Quality of Life Research 5/2008

The impact of chronic hepatitis C and co-morbid illnesses on health-related quality of life

Tijdschrift:
Quality of Life Research > Uitgave 5/2008
Auteurs:
Jeffrey W. Kwan, Ruth C. Cronkite, Antony Yiu, Mary K. Goldstein, Lewis Kazis, Ramsey C. Cheung
Belangrijke opmerkingen
J. W. Kwan and R. C. Cronkite have contributed equally to the study.

Abstract

Objectives

Determine the relative impact of chronic hepatitis C (CHC) and co-morbid illnesses on health-related quality of life (HRQoL) in 3023 randomly selected veterans with known hepatitis C virus antibody (anti-HCV) status who previously completed a veteran-specific HRQoL questionnaire (SF-36V).

Methods

Multiple regression analyses were performed to measure the relative contribution of anti-HCV status, four demographic variables, and ten common medical and six psychiatric co-morbidities to HRQoL between 303 anti-HCV(+) and 2720 anti-HCV(−) patients.

Results

Anti-HCV(+) veterans were younger, reported a lower HRQoL on seven of eight 36-Item Short Form Health Survey for Veterans (SF-36V) subscales (P ≤ 0.001) and the mental component summary (MCS) scale (P < 0.001). The ten medical and six psychiatric co-morbidities had variable impact on predicting lower HRQoL in both groups.
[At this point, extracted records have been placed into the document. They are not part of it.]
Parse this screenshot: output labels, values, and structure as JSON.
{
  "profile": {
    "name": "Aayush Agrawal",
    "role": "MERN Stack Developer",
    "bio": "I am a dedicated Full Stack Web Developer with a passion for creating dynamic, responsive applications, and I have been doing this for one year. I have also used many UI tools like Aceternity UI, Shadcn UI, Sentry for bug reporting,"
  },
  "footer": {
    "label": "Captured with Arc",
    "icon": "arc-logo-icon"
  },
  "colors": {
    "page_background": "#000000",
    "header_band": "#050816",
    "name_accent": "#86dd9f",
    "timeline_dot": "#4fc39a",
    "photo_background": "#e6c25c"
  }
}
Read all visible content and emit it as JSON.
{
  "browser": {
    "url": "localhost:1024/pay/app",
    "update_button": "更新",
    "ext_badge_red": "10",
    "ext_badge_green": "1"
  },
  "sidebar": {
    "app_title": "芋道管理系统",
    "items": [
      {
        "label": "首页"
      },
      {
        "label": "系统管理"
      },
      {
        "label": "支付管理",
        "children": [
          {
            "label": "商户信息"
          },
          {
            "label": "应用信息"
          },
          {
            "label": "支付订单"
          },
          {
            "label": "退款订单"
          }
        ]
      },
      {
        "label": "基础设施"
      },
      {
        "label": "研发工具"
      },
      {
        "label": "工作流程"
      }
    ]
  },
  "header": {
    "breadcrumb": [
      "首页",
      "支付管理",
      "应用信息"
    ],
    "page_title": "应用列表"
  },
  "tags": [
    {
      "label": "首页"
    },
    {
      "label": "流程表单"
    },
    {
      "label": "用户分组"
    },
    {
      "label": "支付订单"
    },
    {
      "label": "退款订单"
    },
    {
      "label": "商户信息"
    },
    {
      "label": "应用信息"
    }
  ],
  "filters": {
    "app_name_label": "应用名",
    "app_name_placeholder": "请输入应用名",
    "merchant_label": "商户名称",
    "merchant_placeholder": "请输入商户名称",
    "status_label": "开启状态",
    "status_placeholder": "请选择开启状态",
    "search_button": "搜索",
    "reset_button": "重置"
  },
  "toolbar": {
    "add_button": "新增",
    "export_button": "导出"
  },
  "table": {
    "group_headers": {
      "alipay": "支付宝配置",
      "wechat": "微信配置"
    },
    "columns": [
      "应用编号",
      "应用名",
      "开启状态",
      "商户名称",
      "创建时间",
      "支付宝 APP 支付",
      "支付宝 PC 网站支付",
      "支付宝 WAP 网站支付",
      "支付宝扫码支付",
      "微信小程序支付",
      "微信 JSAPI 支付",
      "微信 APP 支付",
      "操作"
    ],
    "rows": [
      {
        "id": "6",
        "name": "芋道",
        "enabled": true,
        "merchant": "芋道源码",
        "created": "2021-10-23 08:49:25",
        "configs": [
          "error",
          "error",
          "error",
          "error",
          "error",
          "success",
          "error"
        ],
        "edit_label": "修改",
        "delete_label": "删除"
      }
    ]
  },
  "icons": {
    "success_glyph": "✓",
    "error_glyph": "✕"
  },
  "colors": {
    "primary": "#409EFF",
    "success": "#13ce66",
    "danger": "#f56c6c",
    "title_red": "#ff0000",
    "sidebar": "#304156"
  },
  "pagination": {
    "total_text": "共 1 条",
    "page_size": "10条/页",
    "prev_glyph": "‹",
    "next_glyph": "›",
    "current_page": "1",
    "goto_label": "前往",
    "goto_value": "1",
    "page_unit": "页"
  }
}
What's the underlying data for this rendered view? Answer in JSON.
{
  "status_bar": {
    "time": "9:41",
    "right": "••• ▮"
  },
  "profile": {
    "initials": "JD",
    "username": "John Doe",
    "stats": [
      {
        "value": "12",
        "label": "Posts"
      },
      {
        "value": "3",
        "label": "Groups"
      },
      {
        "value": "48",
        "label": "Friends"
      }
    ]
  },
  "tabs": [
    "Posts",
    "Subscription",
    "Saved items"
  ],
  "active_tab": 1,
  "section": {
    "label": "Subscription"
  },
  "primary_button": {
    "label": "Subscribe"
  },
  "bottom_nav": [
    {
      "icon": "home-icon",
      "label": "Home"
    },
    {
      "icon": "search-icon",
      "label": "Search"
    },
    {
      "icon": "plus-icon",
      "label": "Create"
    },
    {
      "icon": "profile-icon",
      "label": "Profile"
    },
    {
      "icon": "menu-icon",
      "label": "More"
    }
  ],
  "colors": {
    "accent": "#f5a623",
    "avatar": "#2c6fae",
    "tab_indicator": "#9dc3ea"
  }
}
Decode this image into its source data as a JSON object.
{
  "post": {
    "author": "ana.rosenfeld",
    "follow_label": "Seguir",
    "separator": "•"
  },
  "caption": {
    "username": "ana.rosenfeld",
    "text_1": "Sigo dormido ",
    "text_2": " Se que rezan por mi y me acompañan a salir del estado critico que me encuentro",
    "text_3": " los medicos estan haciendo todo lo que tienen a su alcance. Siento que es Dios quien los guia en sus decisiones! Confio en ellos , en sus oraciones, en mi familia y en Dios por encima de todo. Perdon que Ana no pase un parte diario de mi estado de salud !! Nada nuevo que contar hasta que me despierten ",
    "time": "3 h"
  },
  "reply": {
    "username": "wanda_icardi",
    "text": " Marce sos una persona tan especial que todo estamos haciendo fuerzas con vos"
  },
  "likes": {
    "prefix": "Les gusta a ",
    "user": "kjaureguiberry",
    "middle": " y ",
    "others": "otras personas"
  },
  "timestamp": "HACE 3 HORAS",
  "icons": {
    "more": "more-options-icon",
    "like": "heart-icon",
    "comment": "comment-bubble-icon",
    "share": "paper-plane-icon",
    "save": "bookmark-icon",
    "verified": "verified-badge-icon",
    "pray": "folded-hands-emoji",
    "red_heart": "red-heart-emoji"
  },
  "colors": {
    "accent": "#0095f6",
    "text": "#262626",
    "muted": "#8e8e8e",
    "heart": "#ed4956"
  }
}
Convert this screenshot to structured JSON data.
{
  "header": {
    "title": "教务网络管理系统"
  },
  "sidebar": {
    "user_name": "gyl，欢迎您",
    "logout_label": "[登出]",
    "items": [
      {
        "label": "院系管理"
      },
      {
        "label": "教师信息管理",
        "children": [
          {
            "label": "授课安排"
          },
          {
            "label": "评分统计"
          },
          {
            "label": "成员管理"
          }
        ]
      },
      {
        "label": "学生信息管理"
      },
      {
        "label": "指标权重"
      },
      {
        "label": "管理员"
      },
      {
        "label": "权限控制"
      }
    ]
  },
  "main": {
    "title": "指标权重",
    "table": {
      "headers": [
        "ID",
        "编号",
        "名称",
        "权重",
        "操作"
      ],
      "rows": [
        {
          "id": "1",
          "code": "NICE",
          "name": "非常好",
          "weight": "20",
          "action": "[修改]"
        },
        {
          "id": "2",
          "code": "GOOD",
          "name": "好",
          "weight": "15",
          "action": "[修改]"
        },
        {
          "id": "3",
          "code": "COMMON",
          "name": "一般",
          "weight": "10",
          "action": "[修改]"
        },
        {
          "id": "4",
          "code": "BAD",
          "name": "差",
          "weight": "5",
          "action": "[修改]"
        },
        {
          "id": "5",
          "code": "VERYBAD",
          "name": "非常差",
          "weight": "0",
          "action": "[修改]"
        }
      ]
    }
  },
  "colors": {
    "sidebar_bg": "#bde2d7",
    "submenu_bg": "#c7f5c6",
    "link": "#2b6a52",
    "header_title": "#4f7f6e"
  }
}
After adjusting for demographic variables and co-morbid illnesses, we found that anti-HCV(+) patients reported a significantly lower MCS score (P < 0.001) and a trend toward a lower physical component summary (PCS) score (P < 0.07) compared to anti-HCV(−) veterans. Among the anti-HCV(+) veterans, co-morbid medical illnesses contributed to impaired PCS but not to MCS.

Conclusions

Veterans with CHC were younger than HCV(−) veterans and hence less likely to have other co-morbid medical illnesses. Medical co-morbidities seen in those veterans with CHC contribute to impaired PCS but not MCS. Anti-HCV(+) status negatively affects HRQoL, particularly MCS, independently of medical and psychiatric co-morbidities.